5 Ways to Hack Sales Psychology and Sell Better

Hacking your psyche to sell better

Are you outgoing, projecting an air of confidence?  Or shy and introspective?  Either way, you have an equal chance of doing a great job in sales.

That’s right. The conventional wisdom that only more extroverted types can win over customers has been disproved by data and scientific research.  

No matter what your personality type, you can get leads all the way through your pipeline.  These are key steps to help you maximize your mental strengths, minimize weaknesses and become a leader in your sales force.

Get over the need for approval

It’s not about you.

For many people, this is the toughest mental hurdle.  A “need to be liked” is one of the biggest impediments to selling, according to Dave Kurlan, founder of Objective Management Group, which helps companies maximize sales.  The company even offers a 2-CD set of affirmations and self-hypnosis techniques.  “It can take eight months or more to overcome the need for approval,” Kurlan said.

Insecurity draws your attention away from the customer and onto yourself.  Big mistake.  Successful salespeople learn all they can about the potential buyer and tailor their pitches to the individual.

The need for personal affirmation can also lead to desperation in sales negotiations, a big turnoff for buyers.  Research has found that sales reps who feel helpless just try to pitch “the most popular or most expensive product,” said Jeff Boichuk, marketing expert at the University of Virginia’s McIntire School of Commerce.

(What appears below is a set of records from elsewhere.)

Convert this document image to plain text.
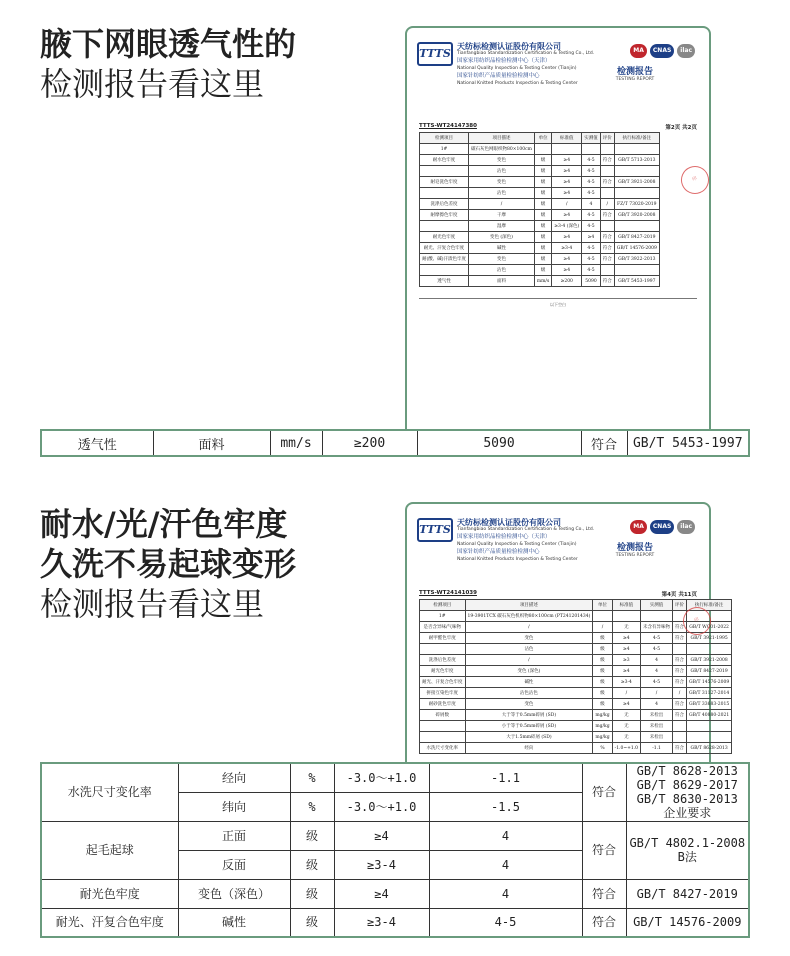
腋下网眼透气性的
检测报告看这里
TTTS
天纺标检测认证股份有限公司
Tianfangbiao Standardization Certification & Testing Co., Ltd.
国家家用纺织品检验检测中心（天津）
National Quality Inspection & Testing Center (Tianjin)
国家针纺织产品质量检验检测中心
National Knitted Products Inspection & Testing Center
MA	CNAS	ilac
检测报告
TESTING REPORT
TTTS-WT24147380	第2页 共2页
检测项目	项目描述	单位	标准值	实测值	评价	执行标准/备注
1#	碳石灰色网眼织物80×100cm					
耐水色牢度	变色	级	≥4	4-5	符合	GB/T 5713-2013
	沾色	级	≥4	4-5		
耐皂洗色牢度	变色	级	≥4	4-5	符合	GB/T 3921-2008
	沾色	级	≥4	4-5		
洗涤后色差度	/	级	/	4	/	FZ/T 73020-2019
耐摩擦色牢度	干摩	级	≥4	4-5	符合	GB/T 3920-2008
	湿摩	级	≥3-4 (深色)	4-5		
耐光色牢度	变色 (深色)	级	≥4	≥4	符合	GB/T 8427-2019
耐光、汗复合色牢度	碱性	级	≥3-4	4-5	符合	GB/T 14576-2009
耐(酸、碱)汗渍色牢度	变色	级	≥4	4-5	符合	GB/T 3922-2013
	沾色	级	≥4	4-5		
透气性	面料	mm/s	≥200	5090	符合	GB/T 5453-1997
以下空白
印
透气性	面料	mm/s	≥200	5090	符合	GB/T 5453-1997
耐水/光/汗色牢度
久洗不易起球变形
检测报告看这里
TTTS
天纺标检测认证股份有限公司
Tianfangbiao Standardization Certification & Testing Co., Ltd.
国家家用纺织品检验检测中心（天津）
National Quality Inspection & Testing Center (Tianjin)
国家针纺织产品质量检验检测中心
National Knitted Products Inspection & Testing Center
MA	CNAS	ilac
检测报告
TESTING REPORT
TTTS-WT24141039	第4页 共11页
检测项目	项目描述	单位	标准值	实测值	评价	执行标准/备注
1#	19-3901TCX 碳石灰色机织物80×100cm (PT241201434)					
是否含异味/气味物	/	/	无	未含有异味物	符合	GB/T WC01-2022
耐甲醛色牢度	变色	级	≥4	4-5	符合	GB/T 3921-1995
	沾色	级	≥4	4-5		
洗涤后色差度	/	级	≥3	4	符合	GB/T 3921-2008
耐光色牢度	变色 (深色)	级	≥4	4	符合	GB/T 8427-2019
耐光、汗复合色牢度	碱性	级	≥3-4	4-5	符合	GB/T 14576-2009
拼接互染色牢度	沾色沾色	级	/	/	/	GB/T 31127-2014
耐砂洗色牢度	变色	级	≥4	4	符合	GB/T 33683-2015
碎屑数	大于等于0.5mm碎屑 (SD)	mg/kg	无	未检出	符合	GB/T 40880-2021
	小于等于0.5mm碎屑 (SD)	mg/kg	无	未检出		
	大于1.5mm碎屑 (SD)	mg/kg	无	未检出		
水洗尺寸变化率	经向	%	-1.0~+1.0	-1.1	符合	GB/T 8628-2013
印
水洗尺寸变化率	经向	%	-3.0～+1.0	-1.1	符合	GB/T 8628-2013
GB/T 8629-2017
GB/T 8630-2013
企业要求

	纬向	%	-3.0～+1.0	-1.5		
起毛起球	正面	级	≥4	4	符合	GB/T 4802.1-2008
B法

	反面	级	≥3-4	4		
耐光色牢度	变色（深色）	级	≥4	4	符合	GB/T 8427-2019
耐光、汗复合色牢度	碱性	级	≥3-4	4-5	符合	GB/T 14576-2009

Having too much confidence can also be a big turnoff, and can lead you to ignore customers’ needs.  Successful salespeople check their egos at the door.  “That makes you more customer-oriented,” Boichuk said.  

Genuinely believe in what you’re selling

You can’t fake this.

“What gets people to buy is a salesperson’s belief in the product,” said Sherrie Campbell, a psychologist who studies her field’s intersection with sales. “When a salesperson genuinely believes the product will make a huge difference in the customer’s life, it inspires hope.  What gets people to buy is belief in the product.  A good salesperson thrives on hope.”

Genuine belief also offers another big benefit: It triggers emotions.

Be an emotional chameleon

“Selling isn’t about the product. It’s about the emotional environment,” Campbell said.

The key is to take the buyer on an emotional journey — but subtly. That means starting off where the customer is emotionally. “A salesperson needs to have a strategy of leaning back and letting the customer take the floor,” Campbell said.  

Don’t get lost in your head. When potential buyers tell you their concerns, don’t just strategize what words you might use to make a sale. Try to feel what the customer is feeling.  Then guide them toward the product as a solution.

Oprah is the ultimate master of this, Campbell said.  Even now with her magazine, she understands her audiences so well on an emotional level that she can get them to buy whatever she deems to be her “favorite” things. The message to buyers is: If it makes Oprah happy, it’ll make you happy.

Use rejection as fuel

Even when you try to do everything right, in sales you’re often going to face rejection. The conventional wisdom is that you should remain “optimistic.”  But research shows it’s more complicated than that. “It’s about attribution — explanatory styles,” Boichuk said.  

When an effort fails, especially one that looked promising, it stings. People have different ways of explaining it to themselves. Some reflexively believe it was something they did wrong; others are apt to believe it was about the customer.

People who blame themselves are more likely to fall into “learned helplessness,” and make mistakes out of desperation. People who blame the customer are more likely to keep going, but might not correct their own mistakes. In reality, when a sale falls apart there’s usually enough blame to go around.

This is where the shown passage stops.